JUVENTUS – «Conosco abbastanza come funzionano le cose nel vostro campionato per sapere che la Juve non poteva permettersi un altro anno come quello passato. E sta andando sul sicuro. Allegri ha detto “Vincere lo scudetto è un dovere”, giusto?. Anche fare meglio in Europa, credo. Ma intanto dopo due anni senza scudetto la Juve non ha pensato a lungo termine, ma a vincere subito. Altrimenti non sarebbe andata su Di Maria e Pogba, no? Gente che non ha niente da dimostrare, gente che sai cosa ti può dare e difficilmente non dà. E soprattutto: giocatori che in Italia fanno la differenza, possono vincere alcune partite anche da soli».

POGBA KO – «Quella è sfiga. Ma di sicuro ci sarà quando si deciderà la stagione».

DI MARIA – «Eh, lui lo conosco bene: a Madrid c’era chi andava allo stadio solo per vedere lui. Non gli daresti mai 34 anni, fisicamente sta ancora da dio. E giocando vede cose che quasi tutti gli altri non vedono. Lui non gioca, inventa: soprattutto assist».

CHIESA – «Me ne intendo di infortuni gravi, purtroppo. Lui probabilmente è il giocatore italiano più forte: per il suo modo di giocare gli servirà un po’ di tempo per ritrovare la forza e gli strappi di prima, ma avere nei tre davanti due giocatori così diversi e così complementari come lui e Di Maria permette di giocare in tanti modi. E di cercare un calcio molto offensivo: quello che serve in Europa, dove è più facile vincere giocando che speculando. Anche se può succedere pure il contrario».

BREMER VALE DE LIGT – «È il discorso che facevo prima: De Ligt ha 22 anni, per almeno dieci può essere uno dei difensori più forti del mondo. Però Bremer non è vecchio e viene da un grande campionato: nell’immediato, se saprà ripetersi, non darà alla Juventus molto meno di quello che le avrebbe dato De Ligt».

MILAN – «C’è una base importante, fatta di giocatori e di un’idea di calcio che immagino resterà, ma si può ancora migliorare. Corta in attacco? Dipende. Se Leao fa l’ultimo salto di qualità e Origi fa vedere, con continuità, quello che finora si è solo intravisto, direi di no. Altrimenti forse sì: Giroud non basterebbe».

DE KETELAERE – «Non lo conosco benissimo e credo che per valutare un giocatore non basti vederlo nel Bruges, anche se lui gioca pure in nazionale.
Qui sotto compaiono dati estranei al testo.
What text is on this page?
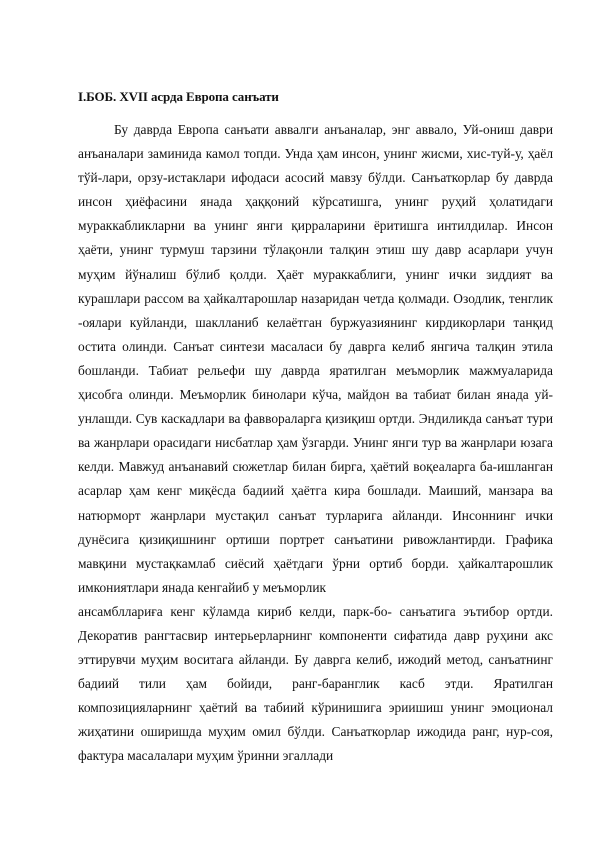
I.БОБ. XVII асрда Европа санъати

Бу даврда Европа санъати аввалги анъаналар, энг аввало, Уй-ониш даври анъаналари заминида камол топди. Унда ҳам инсон, унинг жисми, хис-туй-у, ҳаёл тўй-лари, орзу-истаклари ифодаси асосий мавзу бўлди. Санъаткорлар бу даврда инсон ҳиёфасини янада ҳаққоний кўрсатишга, унинг руҳий ҳолатидаги мураккабликларни ва унинг янги қирраларини ёритишга интилдилар. Инсон ҳаёти, унинг турмуш тарзини тўлақонли талқин этиш шу давр асарлари учун муҳим йўналиш бўлиб қолди. Ҳаёт мураккаблиги, унинг ички зиддият ва курашлари рассом ва ҳайкалтарошлар назаридан четда қолмади. Озодлик, тенглик -оялари куйланди, шаклланиб келаётган буржуазиянинг кирдикорлари танқид остита олинди. Санъат синтези масаласи бу даврга келиб янгича талқин этила бошланди. Табиат рельефи шу даврда яратилган меъморлик мажмуаларида ҳисобга олинди. Меъморлик бинолари кўча, майдон ва табиат билан янада уй-унлашди. Сув каскадлари ва фаввораларга қизиқиш ортди. Эндиликда санъат тури ва жанрлари орасидаги нисбатлар ҳам ўзгарди. Унинг янги тур ва жанрлари юзага келди. Мавжуд анъанавий сюжетлар билан бирга, ҳаётий воқеаларга ба-ишланган асарлар ҳам кенг миқёсда бадиий ҳаётга кира бошлади. Маиший, манзара ва натюрморт жанрлари мустақил санъат турларига айланди. Инсоннинг ички дунёсига қизиқишнинг ортиши портрет санъатини ривожлантирди. Графика мавқини мустақкамлаб сиёсий ҳаётдаги ўрни ортиб борди. ҳайкалтарошлик имкониятлари янада кенгайиб у меъморлик

ансамбллариға кенг кўламда кириб келди, парк-бо- санъатига эътибор ортди. Декоратив рангтасвир интерьерларнинг компоненти сифатида давр руҳини акс эттирувчи муҳим воситага айланди. Бу даврга келиб, ижодий метод, санъатнинг бадиий тили ҳам бойиди, ранг-баранглик касб этди. Яратилган композицияларнинг ҳаётий ва табиий кўринишига эриишиш унинг эмоционал жиҳатини оширишда муҳим омил бўлди. Санъаткорлар ижодида ранг, нур-соя, фактура масалалари муҳим ўринни эгаллади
Comunque la qualità, la fantasia e la modernità vanno sempre bene: può essere quello che serve ad una squadra che ha fatto vedere di essere anzitutto solida, non solo in difesa».

NAPOLI STACCATO – «Molto non so, ma di sicuro ha perso giocatori importanti: Koulibaly, soprattutto. Poi aspettiamo di vedere cosa faranno sul mercato da qui a fine agosto, ma ad esempio la Roma ha già fatto di più, mi pare».

ROMA – «Più che altro mi diverte il fascino di Mourinho. Dirigenti, calciatori: a lui è difficile dire di no. E ti fa fare quello che vuole lui, ma convincendoti che è una tua scelta. È l’allenatore giusto per toccare le corde giuste di Dybala, che a Roma può diventare un idolo, come forse alla Juve non si è mai sentito davvero fino in fondo».